Au fil des pages, les employées du réseau de la santé décrivent leurs conditions de travail et la violence vécue dans un contexte de pénurie et de coupes budgétaires. Acculé, le personnel soignant fait les frais des décisions politiques et doit compenser les déficits structurels en travaillant plus, et ce, sans récriminer puisque les employées du réseau de la santé seraient, selon le ministre Bolduc, des « gens de cœur [2] » . Toujours est-il que chez ces « gens de cœur », détresse psychologique, sentiment de culpabilité, burn-out, perturbations au sein de l’équipe de travail, difficultés dans l’organisation de la vie familiale et erreurs médicales se multiplient et la situation est intenable.

La pression exercée sur les travailleurs et travailleuses de la santé n’a pas que des impacts sur les individus, elle affecte aussi la qualité et l’humanité des soins et la solidarité dans les milieux de travail : « de la délation au dénigrement de nos collègues, tous les coups bas sont permis.
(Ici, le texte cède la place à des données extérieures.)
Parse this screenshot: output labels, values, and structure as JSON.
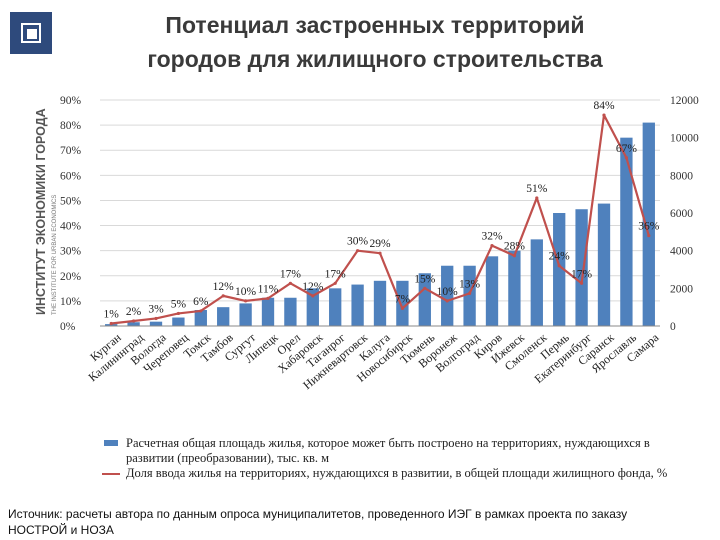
{
  "header": {
    "title_line1": "Потенциал застроенных территорий",
    "title_line2": "городов для жилищного строительства"
  },
  "org": {
    "name": "ИНСТИТУТ ЭКОНОМИКИ ГОРОДА",
    "subname": "THE INSTITUTE FOR URBAN ECONOMICS"
  },
  "chart_data": {
    "type": "bar",
    "categories": [
      "Курган",
      "Калининград",
      "Вологда",
      "Череповец",
      "Томск",
      "Тамбов",
      "Сургут",
      "Липецк",
      "Орел",
      "Хабаровск",
      "Таганрог",
      "Нижневартовск",
      "Калуга",
      "Новосибирск",
      "Тюмень",
      "Воронеж",
      "Волгоград",
      "Киров",
      "Ижевск",
      "Смоленск",
      "Пермь",
      "Екатеринбург",
      "Саранск",
      "Ярославль",
      "Самара"
    ],
    "series": [
      {
        "name": "Расчетная общая площадь жилья, которое может быть построено на территориях, нуждающихся в развитии (преобразовании), тыс. кв. м",
        "type": "bar",
        "axis": "right",
        "color": "#4f81bd",
        "values": [
          100,
          200,
          230,
          450,
          850,
          1000,
          1200,
          1500,
          1500,
          2000,
          2000,
          2200,
          2400,
          2400,
          2800,
          3200,
          3200,
          3700,
          4000,
          4600,
          6000,
          6200,
          6500,
          10000,
          10800
        ]
      },
      {
        "name": "Доля ввода жилья на территориях, нуждающихся в развитии, в общей площади жилищного фонда, %",
        "type": "line",
        "axis": "left",
        "color": "#c0504d",
        "values": [
          1,
          2,
          3,
          5,
          6,
          12,
          10,
          11,
          17,
          12,
          17,
          30,
          29,
          7,
          15,
          10,
          13,
          32,
          28,
          51,
          24,
          17,
          84,
          67,
          36
        ]
      }
    ],
    "data_labels": [
      "1%",
      "2%",
      "3%",
      "5%",
      "6%",
      "12%",
      "10%",
      "11%",
      "17%",
      "12%",
      "17%",
      "30%",
      "29%",
      "7%",
      "15%",
      "10%",
      "13%",
      "32%",
      "28%",
      "51%",
      "24%",
      "17%",
      "84%",
      "67%",
      "36%"
    ],
    "left_ticks": [
      "0%",
      "10%",
      "20%",
      "30%",
      "40%",
      "50%",
      "60%",
      "70%",
      "80%",
      "90%"
    ],
    "left_range": [
      0,
      90
    ],
    "right_ticks": [
      "0",
      "2000",
      "4000",
      "6000",
      "8000",
      "10000",
      "12000"
    ],
    "right_range": [
      0,
      12000
    ],
    "grid": true,
    "legend_position": "bottom"
  },
  "source": {
    "line1": "Источник: расчеты автора по данным опроса муниципалитетов, проведенного ИЭГ в рамках проекта по заказу",
    "line2": "НОСТРОЙ и НОЗА"
  }
}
On finit par détester ceux et celles qui callent malades parce qu’ils ne sont pas remplacés, on crie au scandale au moindre manquement puisque ça nous retarde ; on se méfie de ceux qui sont en travaux légers sous prétexte qu’ils mentent... Bref, personne n’a droit à l’erreur dans ce système déshumanisé par les impératifs de productivité. »

« Les centrales sont là pour nous, mais non plus avec nous »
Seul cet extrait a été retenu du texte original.